Enough with the stereotype of fragile women: they’re capable of anything, just like Emanuela

11-01-2014
A close up of Emanuela Tommolini, and right behind

A close up of Emanuela Tommolini, and right behind her, Fabio De Cristofaro. They represent the soul of Esprì, in Colonnella (Teramo), "Osteria with natural cuisine ". Paolo Marchi told us about them in depth here

The millennial relationship between women and food. This is, in my opinion, the main difference between a man and a woman chef. Historically, the role of women has always been that of nourishing their family but only recently they’ve had access to professional kitchens where, as everyone knows, there’s still a substantial (numerical) difference between genders.

It is renowned that this is a very hard job, with impossible hours and one that is physically consuming. But looking at the tasks that have always been assigned to us women, even though within the domestic walls (raising children, looking after husbands and the elderly, preparing meals, cleaning the house, and taking care of the vegetable garden and the animals, when in the countryside) I believe we shouldn’t be so shocked by the pace of a restaurant’s kitchen - no matter how hectic.

Raspberries tuille and light vanilla cream by chef Tommolini

Raspberries tuille and light vanilla cream by chef Tommolini

In my brief experience in the kitchen, I’ve had a chance to meet intelligent, determined, accurate, careful, organised, ambitious, tireless women. I’ve learnt that it is essential not to second the fragile-woman stereotype (which is so much appreciated by the male counterpart) and, most of all, that we shouldn’t try to imitate our male colleagues.

I began to work as a cook rather late, after studying Communication Sciences in Bologna, travelling abroad, specialising in cultural management, and working as a theatre manager around Italy. This may seem as an incoherent decision but, on my side, I had a great passion for food, the habit of buying all sorts of cook books, a family of restaurateurs and at 20, a choice which turned out to be essential, that of becoming a vegetarian.

Besides, I had decided a couple of years earlier to go back to Abruzzo, to a village among hills rich in vineyards and olive grows with as little as 3,000 inhabitants, where people usually don’t go to the theatre but for sure, I told myself, would eat. Most of all, this was a place where it wouldn’t have been difficult to find good products to eat and to cook.

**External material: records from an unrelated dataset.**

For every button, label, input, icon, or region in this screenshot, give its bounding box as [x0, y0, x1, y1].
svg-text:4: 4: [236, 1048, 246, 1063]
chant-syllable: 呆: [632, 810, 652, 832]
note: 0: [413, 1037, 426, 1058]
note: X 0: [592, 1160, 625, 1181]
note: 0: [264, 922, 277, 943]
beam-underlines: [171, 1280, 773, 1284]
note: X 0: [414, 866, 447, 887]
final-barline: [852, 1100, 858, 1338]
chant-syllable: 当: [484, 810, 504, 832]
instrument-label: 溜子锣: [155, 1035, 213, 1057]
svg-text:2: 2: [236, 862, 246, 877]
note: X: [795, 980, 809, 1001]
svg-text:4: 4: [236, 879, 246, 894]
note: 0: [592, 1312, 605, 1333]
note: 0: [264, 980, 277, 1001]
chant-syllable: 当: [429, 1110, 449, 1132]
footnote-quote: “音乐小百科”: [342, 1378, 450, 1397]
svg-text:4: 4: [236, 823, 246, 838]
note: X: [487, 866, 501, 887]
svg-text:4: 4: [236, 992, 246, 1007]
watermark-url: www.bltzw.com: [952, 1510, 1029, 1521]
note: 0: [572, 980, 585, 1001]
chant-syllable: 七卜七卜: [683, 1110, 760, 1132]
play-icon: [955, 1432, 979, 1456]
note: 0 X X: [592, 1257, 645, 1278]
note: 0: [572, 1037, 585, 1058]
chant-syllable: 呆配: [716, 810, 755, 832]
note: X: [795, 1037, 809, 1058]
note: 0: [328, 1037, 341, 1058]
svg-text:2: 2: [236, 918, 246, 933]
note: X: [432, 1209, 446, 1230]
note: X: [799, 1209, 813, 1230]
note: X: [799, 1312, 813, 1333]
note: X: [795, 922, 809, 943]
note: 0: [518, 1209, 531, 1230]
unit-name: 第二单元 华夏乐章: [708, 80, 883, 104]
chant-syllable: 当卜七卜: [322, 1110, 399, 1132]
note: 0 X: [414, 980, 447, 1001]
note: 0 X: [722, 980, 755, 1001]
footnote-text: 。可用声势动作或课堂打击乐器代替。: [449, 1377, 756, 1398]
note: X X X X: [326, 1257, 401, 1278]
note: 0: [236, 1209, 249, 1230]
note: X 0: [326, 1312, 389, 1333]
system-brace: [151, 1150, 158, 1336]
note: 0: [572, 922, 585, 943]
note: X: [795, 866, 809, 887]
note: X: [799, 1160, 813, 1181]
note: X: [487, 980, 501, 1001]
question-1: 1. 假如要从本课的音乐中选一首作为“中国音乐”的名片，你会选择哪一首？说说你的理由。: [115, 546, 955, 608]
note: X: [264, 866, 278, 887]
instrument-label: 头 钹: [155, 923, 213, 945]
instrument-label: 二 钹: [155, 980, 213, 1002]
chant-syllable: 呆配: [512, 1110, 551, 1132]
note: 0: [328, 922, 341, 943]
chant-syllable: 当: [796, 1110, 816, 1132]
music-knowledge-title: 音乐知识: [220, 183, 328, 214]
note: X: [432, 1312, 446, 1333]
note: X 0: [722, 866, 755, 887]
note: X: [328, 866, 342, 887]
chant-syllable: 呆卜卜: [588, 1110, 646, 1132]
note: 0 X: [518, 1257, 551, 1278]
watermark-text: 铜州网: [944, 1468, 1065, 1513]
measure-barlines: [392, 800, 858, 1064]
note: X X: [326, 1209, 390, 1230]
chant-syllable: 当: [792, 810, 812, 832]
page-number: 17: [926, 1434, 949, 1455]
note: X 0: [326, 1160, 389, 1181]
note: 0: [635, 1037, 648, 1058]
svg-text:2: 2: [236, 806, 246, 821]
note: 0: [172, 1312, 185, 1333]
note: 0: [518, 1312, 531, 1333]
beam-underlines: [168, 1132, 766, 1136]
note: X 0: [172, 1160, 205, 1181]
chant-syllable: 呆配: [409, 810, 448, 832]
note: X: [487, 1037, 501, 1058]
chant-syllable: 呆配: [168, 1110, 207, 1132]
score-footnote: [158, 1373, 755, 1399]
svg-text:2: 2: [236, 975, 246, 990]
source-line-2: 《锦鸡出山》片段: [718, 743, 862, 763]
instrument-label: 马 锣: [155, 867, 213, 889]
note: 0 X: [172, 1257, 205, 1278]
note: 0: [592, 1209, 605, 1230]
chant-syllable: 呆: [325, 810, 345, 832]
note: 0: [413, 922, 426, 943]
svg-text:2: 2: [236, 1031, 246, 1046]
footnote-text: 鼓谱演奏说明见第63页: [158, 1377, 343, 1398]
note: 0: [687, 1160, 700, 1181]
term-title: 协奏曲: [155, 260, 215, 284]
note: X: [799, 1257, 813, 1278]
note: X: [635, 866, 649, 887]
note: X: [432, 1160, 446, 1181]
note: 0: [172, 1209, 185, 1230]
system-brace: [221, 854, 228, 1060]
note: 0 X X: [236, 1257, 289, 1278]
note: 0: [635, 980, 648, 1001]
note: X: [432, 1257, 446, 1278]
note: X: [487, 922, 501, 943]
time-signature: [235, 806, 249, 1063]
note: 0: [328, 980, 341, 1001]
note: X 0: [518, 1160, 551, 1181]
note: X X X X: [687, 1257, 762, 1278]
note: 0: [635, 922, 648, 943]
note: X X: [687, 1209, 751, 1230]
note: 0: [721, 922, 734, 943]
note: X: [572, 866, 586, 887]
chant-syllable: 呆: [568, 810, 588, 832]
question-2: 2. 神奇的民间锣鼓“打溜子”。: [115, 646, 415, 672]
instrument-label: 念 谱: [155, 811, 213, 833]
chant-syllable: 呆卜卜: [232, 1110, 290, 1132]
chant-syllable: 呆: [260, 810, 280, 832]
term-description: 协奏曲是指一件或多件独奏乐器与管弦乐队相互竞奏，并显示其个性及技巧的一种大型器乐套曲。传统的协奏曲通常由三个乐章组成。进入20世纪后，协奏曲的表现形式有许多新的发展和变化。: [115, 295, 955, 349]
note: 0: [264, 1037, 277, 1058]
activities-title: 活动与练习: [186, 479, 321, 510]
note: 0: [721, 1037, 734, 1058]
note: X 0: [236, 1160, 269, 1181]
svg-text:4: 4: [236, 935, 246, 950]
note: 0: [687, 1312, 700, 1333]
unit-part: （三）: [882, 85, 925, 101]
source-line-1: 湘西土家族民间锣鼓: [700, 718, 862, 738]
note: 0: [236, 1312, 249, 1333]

Emanuela Tommolini, vegetarian chef

Emanuela Tommolini, vegetarian chef

It was clear that opening an osteria in which to serve food with clear vegetarian, natural and health fanatic influences while keeping a strong tie with the territory, in a half-deserted village would have not been an easy challenge, so I tried to be as prepared as possible: I participated in many courses in the best places (such as Istituto Etoile and Casadonna by Niko Romito), a stage at Joia in Milan, I researched for suppliers, studies the fundamentals, experimented, made mistakes, asked for the support of chefs that were more expert and capable than me in order to be able to launch the restaurant.

Today, four years later, after the initial scepticism and boycotting on behalf of many people and the difficulty of making myself a name, I’m proud that Esprì has become a reality with a great personality, thanks to some brave choices and to the absence of compromises, and perhaps thanks to the knowledge that being a woman and a chef changes nothing, but can make a difference.